Neben den operativen Fähigkeiten der bewaffneten Spezialeinheiten koordiniert Europol mittlerweile auch Observationseinheiten, wie sie in Deutschland beispielsweise als Mobiles Einsatzkommando beim Bundeskriminalamt (BKA) angesiedelt sind. Früher existierten dazu drei verschiedene polizeiliche Netzwerke in der EU, den Staaten des Westbalkans, den Schengen-Mitgliedern Norwegen und Schweiz sowie Großbritannien. 2020 wurden die Einheiten in einer »Europäischen Überwachungsgruppe« zusammengeschlossen und bei Europol angesiedelt. Die Initiative dafür kam maßgeblich aus Deutschland, das dafür seinen EU-Ratsvorsitz genutzt hatte. Auch die Führung der Gruppe, die aus 16 Staaten sowie Europol besteht, übernimmt mit Jan Köhler derzeit ein Beamter des BKA, bestätigt die Behörde auf Anfrage des »nd«.

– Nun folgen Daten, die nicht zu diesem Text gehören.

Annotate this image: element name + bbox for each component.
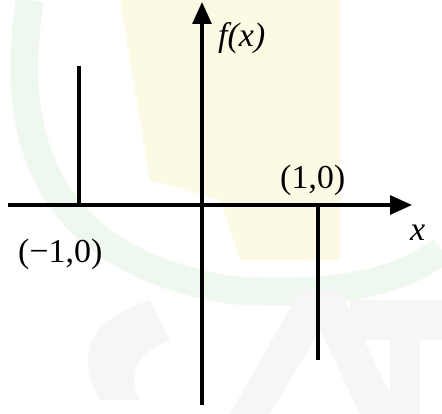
point-label: (−1,0) bbox=[18, 233, 102, 270]
point-label: (1,0) bbox=[280, 159, 345, 196]
x-axis-label: x bbox=[409, 211, 425, 248]
watermark bbox=[10, 0, 442, 414]
axes bbox=[8, 20, 396, 405]
x-arrow bbox=[390, 195, 412, 215]
y-arrow bbox=[192, 2, 212, 24]
y-axis-label: f(x) bbox=[218, 17, 265, 54]
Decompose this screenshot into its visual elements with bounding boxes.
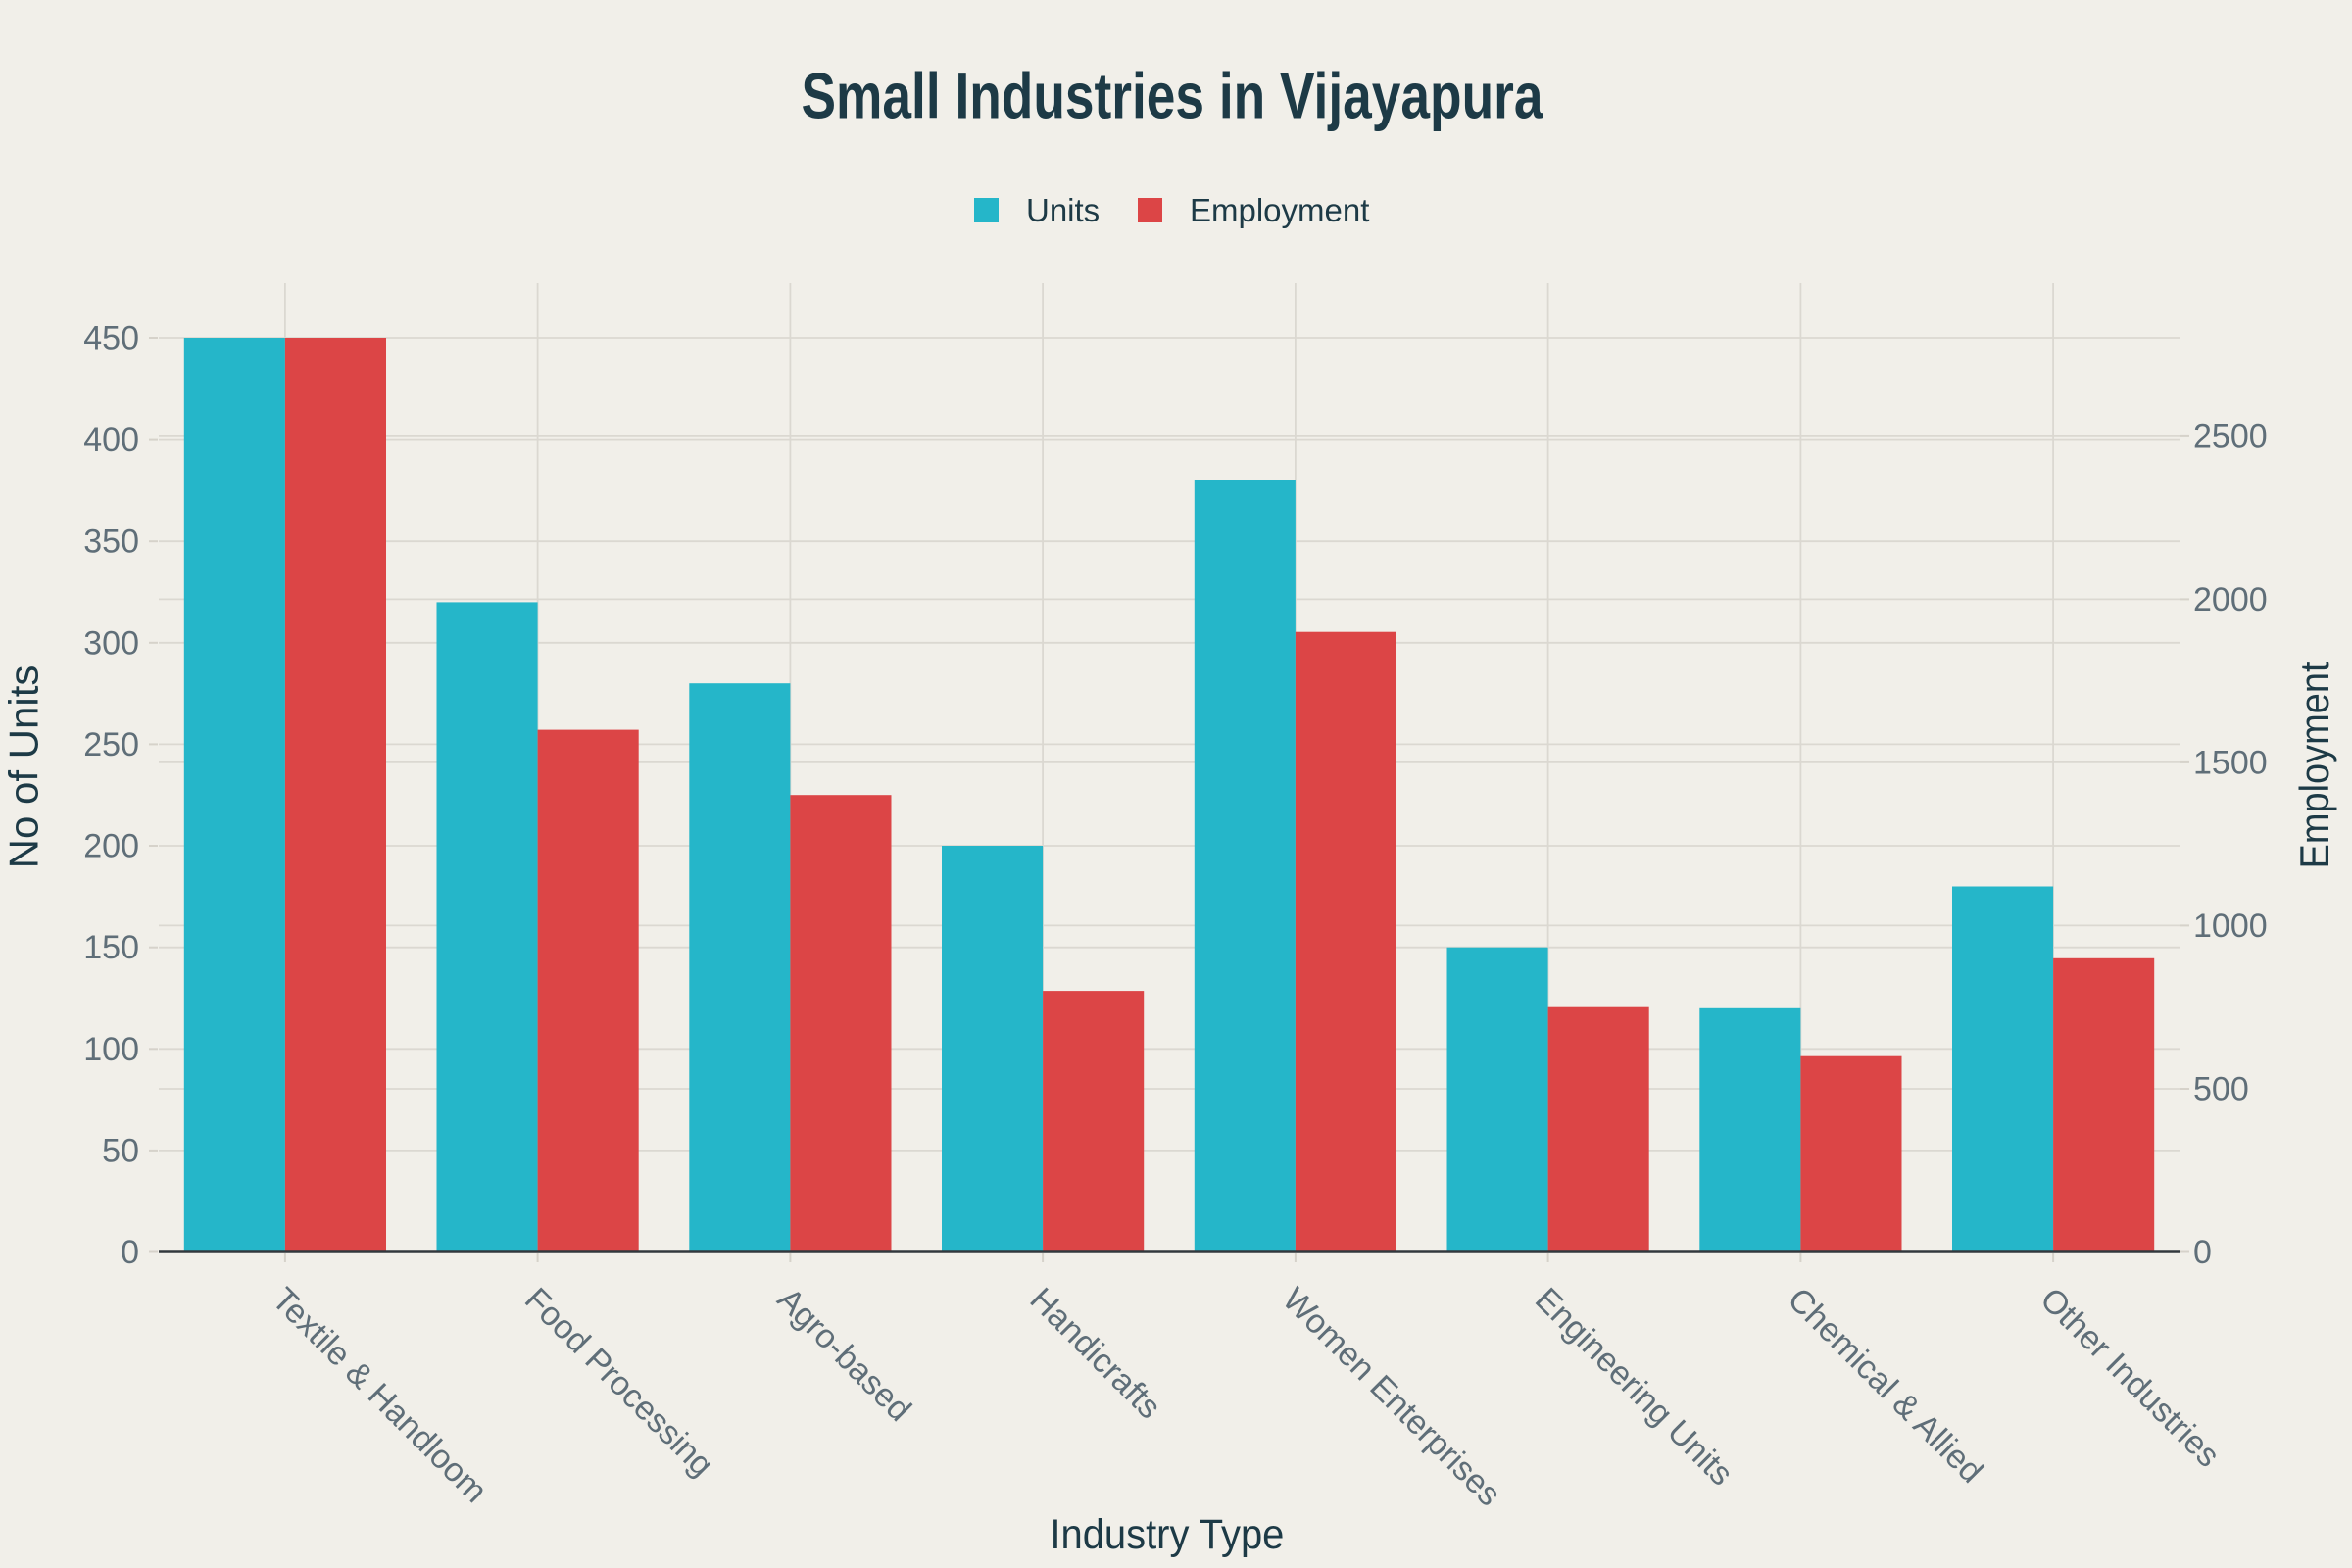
svg-text:No of Units: No of Units	[1, 665, 47, 869]
svg-text:0: 0	[2193, 1234, 2212, 1271]
svg-text:400: 400	[83, 421, 139, 459]
svg-text:50: 50	[102, 1132, 139, 1169]
svg-text:Industry Type: Industry Type	[1050, 1511, 1284, 1558]
svg-text:2500: 2500	[2193, 417, 2268, 455]
svg-text:250: 250	[83, 726, 139, 763]
svg-text:Small Industries in Vijayapura: Small Industries in Vijayapura	[802, 60, 1544, 132]
svg-text:500: 500	[2193, 1071, 2249, 1108]
svg-text:150: 150	[83, 929, 139, 966]
svg-text:200: 200	[83, 828, 139, 865]
svg-text:Employment: Employment	[1190, 192, 1369, 228]
svg-text:1000: 1000	[2193, 907, 2268, 945]
svg-text:350: 350	[83, 523, 139, 561]
svg-text:Units: Units	[1026, 192, 1100, 228]
svg-text:0: 0	[121, 1234, 139, 1271]
svg-text:1500: 1500	[2193, 744, 2268, 781]
svg-text:100: 100	[83, 1031, 139, 1068]
svg-text:2000: 2000	[2193, 581, 2268, 618]
svg-text:450: 450	[83, 320, 139, 358]
svg-text:Employment: Employment	[2291, 662, 2337, 868]
svg-text:300: 300	[83, 624, 139, 662]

Mit der Überwachungsgruppe würden Techniken und Methoden der verdeckten Überwachung europaweit standardisiert und die grenzüberschreitende Observation vereinfacht, lobt das Bundesinnenministerium. Gemeinsame Trainings erfolgen etwa zur Reaktion auf »Gegenüberwachung« und dem elektronischen Stören polizeilicher Maßnahmen oder zu Observationen bei schlechten Lichtverhältnissen. Vor allem üben die Einheiten jedoch die Verfolgung und Übernahme von observierten Zielpersonen über mehrere europäische Landesgrenzen hinweg. Hierzu können sie auf einen Server bei Europol zurückgreifen, mit dem Peilsender an Fahrzeugen grenzüberschreitend verfolgt werden können.

In einer Arbeitsgruppe »Innovationen« erprobt der Atlas-Verbund neue Spezialtechnik, daran sind auch nicht genannte US-Behörden beteiligt. Als »taktische Unterstützungswaffen« werden Drohnen getestet, die mit Sprengladungen Fenster und Mauern durchbrechen können. Die Spezialeinheiten haben sich außerdem einen Roboterhund gekauft, der angeblich mit Künstlicher Intelligenz ausgerüstet sein soll. Dieser vierbeinige »Schreitroboter« soll alle paar Monate in einen anderen Mitgliedsstaat wechseln und dort Interesse an einer eigenen Beschaffung wecken.

Mit der Koordination von bewaffneten Spezialeinheiten und nun auch Observationstrupps wird das Anti-Terrorismus-Zentrum bei Europol gestärkt. Eigene Befugnisse zur Ausübung von Zwangsmaßnahmen erhält die Polizeiagentur damit aber nicht. Dazu müsste die EU komplett umgebaut werden, wie es die EU-Innenkommissarin Ylva Johansson bestätigt hat. Denn der Vertrag über die Arbeitsweise der Europäischen Union »sieht nicht vor, dass Europol zu einer Art europäischem FBI ausgebaut wird«. Da müssen sich in Deutschland die SPD, die Grünen, die FDP und die CDU, deren Vertreter ein solches »europäisches FBI« mehrfach gefordert haben, also noch ein wenig gedulden.